Posted to users@spamassassin.apache.org by James MacLean <ma...@ednet.ns.ca> on 2007/07/18 03:07:28 UTC

PDFText - pdftotext from Xpdf 3.02 limitation

Hi Folks,

Noticed that my bodies were not being parsed any more. Found out that 
SPAM was creating PDF's that are copy protected. Xpdf utils from 3.0 
will present the text, but at least 3.02 reports the file is copy 
protected and does not parse it...

Simple fix here was to compile a _special_ pdftotext to be used for 
SpamAssassin that would allow parsing of these files :).

JES

Re: PDFText - pdftotext from Xpdf 3.02 limitation

Posted by JT DeLys <jt...@gmail.com>.
> So, although our goal is just, and I don't believe we are "copying" the
> PDF against the spirit of this feature, I don't feel I can point out which
> lines to delete in the pdftotext.cc file before recompiling it :(.
>
> Maybe others can offer this info, or Google can help. For example :
>
> http://www.cs.cmu.edu/~dst/Adobe/Gallery/xpdf-0.93-ro-removed.patch<http://www.cs.cmu.edu/%7Edst/Adobe/Gallery/xpdf-0.93-ro-removed.patch>
>


Ok.  Wisely unhelpful of you.

I'll make sure not to look at / modify / use that patch!

;-)

-- 
Thanks,

    JTDeLys

Re: PDFText - pdftotext from Xpdf 3.02 limitation

Posted by James MacLean <ma...@ednet.ns.ca>.
Hi JT,

There is the expectation that if the author requested that a PDF not be 
copied, then the PDF is not to be copied. This is done by a password 
protecting mechanism when the PDF is saved and exists in the PDF file. 
The author of Xpdf makes his position known on subverting this feature:

http://www.foolabs.com/xpdf/cracking.html

So, although our goal is just, and I don't believe we are "copying" the 
PDF against the spirit of this feature, I don't feel I can point out 
which lines to delete in the pdftotext.cc file before recompiling it :(.

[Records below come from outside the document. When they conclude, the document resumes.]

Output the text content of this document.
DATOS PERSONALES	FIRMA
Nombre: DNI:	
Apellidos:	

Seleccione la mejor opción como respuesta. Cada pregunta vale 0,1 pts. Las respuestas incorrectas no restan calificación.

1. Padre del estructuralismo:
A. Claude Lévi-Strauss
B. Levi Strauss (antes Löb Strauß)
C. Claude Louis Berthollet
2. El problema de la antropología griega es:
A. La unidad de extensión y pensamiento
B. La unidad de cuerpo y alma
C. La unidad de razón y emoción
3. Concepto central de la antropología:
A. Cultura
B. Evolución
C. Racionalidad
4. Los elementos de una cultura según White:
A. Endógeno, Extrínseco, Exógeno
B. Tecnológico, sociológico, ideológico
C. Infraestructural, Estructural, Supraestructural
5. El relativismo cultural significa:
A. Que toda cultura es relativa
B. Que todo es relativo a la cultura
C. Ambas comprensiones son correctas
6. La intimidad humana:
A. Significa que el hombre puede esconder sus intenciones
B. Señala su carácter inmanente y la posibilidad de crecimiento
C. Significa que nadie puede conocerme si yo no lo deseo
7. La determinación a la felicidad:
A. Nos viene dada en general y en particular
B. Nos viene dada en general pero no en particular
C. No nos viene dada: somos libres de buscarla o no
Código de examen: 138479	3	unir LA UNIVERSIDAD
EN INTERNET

Maybe others can offer this info, or Google can help. For example :

http://www.cs.cmu.edu/~dst/Adobe/Gallery/xpdf-0.93-ro-removed.patch

JES

JT DeLys wrote, on 17/07/07 10:23 PM:
>
>     Simple fix here was to compile a _special_ pdftotext to be used for
>     SpamAssassin that would allow parsing of these files :). 
>
>
>
> could you share what you did that was 'special'?
>
> config options? other?
>
>
> -- 
> Thanks,
>
>     JTDeLys 

Re: PDFText - pdftotext from Xpdf 3.02 limitation

Posted by JT DeLys <jt...@gmail.com>.
> Simple fix here was to compile a _special_ pdftotext to be used for
> SpamAssassin that would allow parsing of these files :).



could you share what you did that was 'special'?

config options? other?


-- 
Thanks,

    JTDeLys